TIP #4: When visiting Grouse in the summer, get there early in the day – not late afternoon – so you’ll have time to see the Lumberjack and Birds in Motion shows.
TIP #5: The lower parking lot in the non-ski season is often free. On other lots you always have to pay. If you plan to visit the place more than just a few times, consider buying an annual parking pass which isn’t very expensive.
TIP #6: Grade 4 & 5 BC students can ski at Grouse Mountain (and many other Canadian ski hills) up to 3 times for free with a SnowPass, which costs only about $30.
TIP #7: Grouse Mountain offers a special season ticket each year starting around the end of February – the Y2Play Pass. It’s available for purchase for just a limited time and it’s valid for skiing until the end of the season when purchased plus the entire following season as well. The price is unbelievably low compared to a regular full season pass, so it’s highly recommended if you plan to ski lots at Grouse.
If you want more details about Grouse Mountain at different times of the year, or information on other similar places and things to do in the Lower Mainland, then check out the following:
- Click Grouse Mountain in the Summer for information on activities in the late spring, summer and early fall including daily live entertainment, hiking, grizzly bears, the Grouse Grind trail, Theatre in the Sky movies, mountain disc golf and ziplining.
- See Mountain Ziplines for more details specifically on the ziplining adventures at Grouse.
- Check out the Peak of Christmas for information on festive activities at Grouse Mountain from late November, throughout December and into January.
- Click Grouse Mountain for the ski hill’s website and more information.
- To learn about other local places to ski at check out the Lower Mainland’s various ski hills where you’ll find a comparison of the different mountains.
Year-round, Grouse is used for weddings, private receptions, and a wide range of both public and private activities.

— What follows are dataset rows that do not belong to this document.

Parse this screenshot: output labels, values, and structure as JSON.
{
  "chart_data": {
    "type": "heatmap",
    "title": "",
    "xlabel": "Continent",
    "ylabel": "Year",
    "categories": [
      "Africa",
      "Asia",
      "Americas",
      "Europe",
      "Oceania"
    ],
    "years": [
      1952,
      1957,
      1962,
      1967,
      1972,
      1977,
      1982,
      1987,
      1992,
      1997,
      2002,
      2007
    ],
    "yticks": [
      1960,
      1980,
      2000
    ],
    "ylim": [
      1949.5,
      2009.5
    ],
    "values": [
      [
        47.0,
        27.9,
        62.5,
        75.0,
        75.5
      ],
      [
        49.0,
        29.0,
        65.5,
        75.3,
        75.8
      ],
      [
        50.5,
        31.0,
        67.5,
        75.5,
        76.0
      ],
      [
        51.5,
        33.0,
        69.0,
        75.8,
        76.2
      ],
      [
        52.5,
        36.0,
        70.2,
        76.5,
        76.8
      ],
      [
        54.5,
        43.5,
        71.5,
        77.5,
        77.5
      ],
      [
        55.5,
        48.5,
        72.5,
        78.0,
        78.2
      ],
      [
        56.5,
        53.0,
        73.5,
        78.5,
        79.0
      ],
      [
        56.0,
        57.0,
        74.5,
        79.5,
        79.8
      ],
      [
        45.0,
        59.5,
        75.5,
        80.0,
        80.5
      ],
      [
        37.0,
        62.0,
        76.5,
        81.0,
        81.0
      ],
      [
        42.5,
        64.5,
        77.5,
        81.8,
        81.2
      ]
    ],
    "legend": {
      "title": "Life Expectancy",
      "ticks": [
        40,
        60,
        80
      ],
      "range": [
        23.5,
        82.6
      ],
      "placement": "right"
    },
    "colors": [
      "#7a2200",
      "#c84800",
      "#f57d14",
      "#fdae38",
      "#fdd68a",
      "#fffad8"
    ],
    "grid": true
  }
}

Want to include ziplining on your wedding (year-round), then this would be a memorable place to go!
Grouse Mountain is fairly wheelchair accessible in the non-ski season – just not when there’s snow, although many people with mobility issues that have the right equipment find it an exceptional place to ski. Wheelchairs can’t get everywhere in the summer, but there are paved pathways to most places of interest.